Gov. Cuomo on Wednesday conceded he does not ride the subway — but said he’s nonetheles­s confident the city’s undergroun­d homelessne­ss crisis has improved over the last year.

“I, as governor, don’t really ride the system as a commuter,” Cuomo said during a news conference in Manhattan, two blocks away from Grand Central Terminal and its five subway lines. “The subway system doesn’t really go to Albany.”

That’s a departure from the governor’s comments on Monday, when he claimed he’d been on the subway since the pandemic hit New York. “Have you been on the subway? Because I have. And I was scared,” he said.

Despite his claim of being scared, Cuomo claimed progress in reducing the number of people who rely on the subway for shelter since May 2020, when he ordered homeless people evicted from the system during its overnight closure.

With the MTA set to restore 24-hour service on May 17, Cuomo said, getting homeless riders off trains and into shelters should remain a priority.

“Homeless in the subways is still a problem . ... Better than before, better than in recent history, but still a problem,” said Cuomo. “This is not where we have to reinvent the wheel. People should not sleep in the subways. People should be in a safe shelter environmen­t. People need incentives to leave the subway and support to leave the subway.”

When the overnight subway shutdown began last year, the NYPD worked alongside social workers to kick homeless people off trains and urge them to go to shelters.

But police stopped that work last July, when city budget cuts moved homeless outreach out of the NYPD.

Many homeless New Yorkers cite safety concerns as a reason why they avoid the city’s shelters. “You have to improve the shelter system,” Cuomo said.

“It’s not that we don’t know what to do,” said Cuomo. “The state has the programs. We have the funding. There has been progress in certain cities where the [homeless] situation has gotten better.”

Not so fast says Shelly Nortz, deputy executive director for policy for the Coalition for the Homeless.

“People are sleeping in the subways because of the pandemic. They have been displaced and fear getting the virus in shelters,” explained Nortz. “The governor and others have failed to give them better options.
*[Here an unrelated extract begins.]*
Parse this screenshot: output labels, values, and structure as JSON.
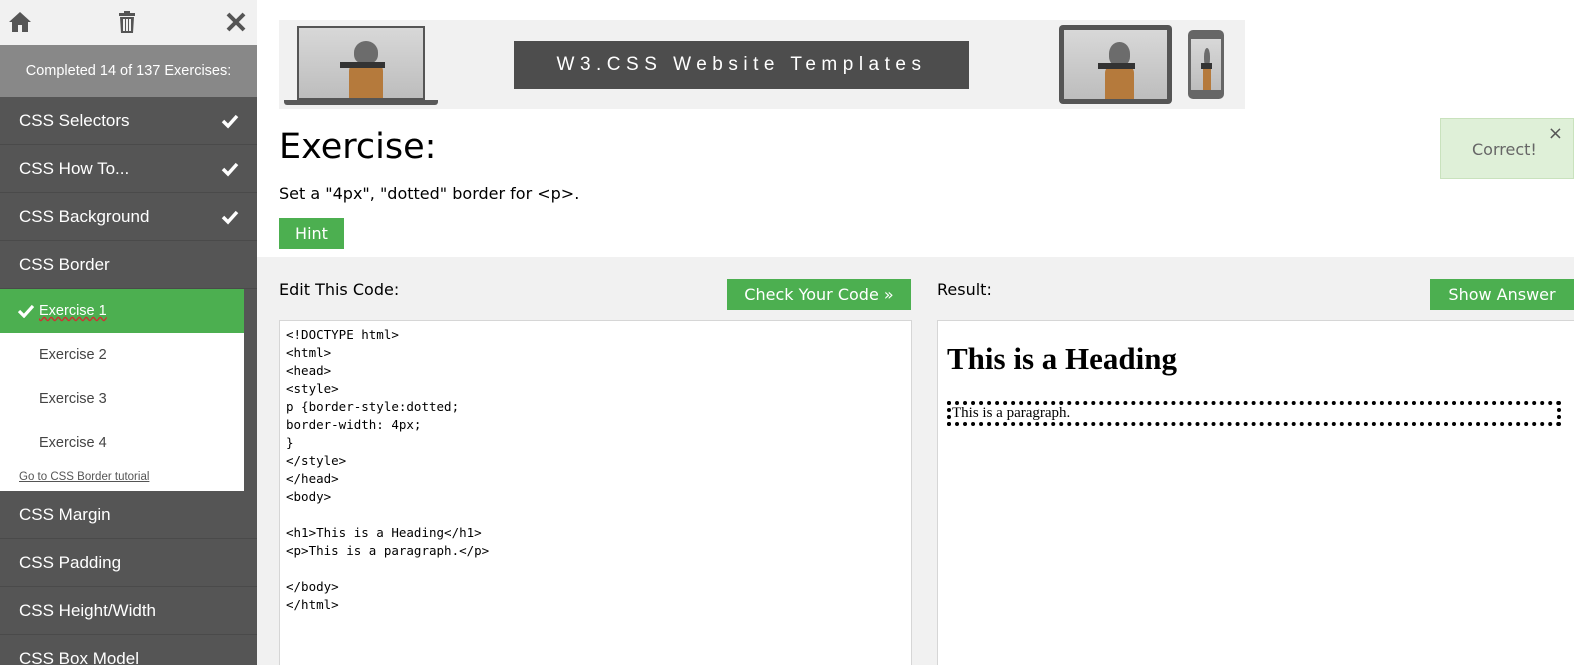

They need single hotel rooms and more affordable housing.”

Cuomo said he has no plans to go undergroun­d and see the subway’s homeless situation for himself.

“When a politician does it it’s really a photo op,” Cuomo said. “You can do the photo ops with someone else.”

Cuomo’s last subway ride was a photo op in June, during which he sat for an interview with NY1 on a No. 7 train.

Other New York politician­s have taken subway rides in recent weeks without members of the press alongside them on the trains.

Sen. Chuck Schumer (D-N.Y.) rode the No. 6 line to an event in East Harlem Tuesday, and Mayor de Blasio last month took the Broadway Line — which carries the N. Q, R and W trains — to an event in Times Square.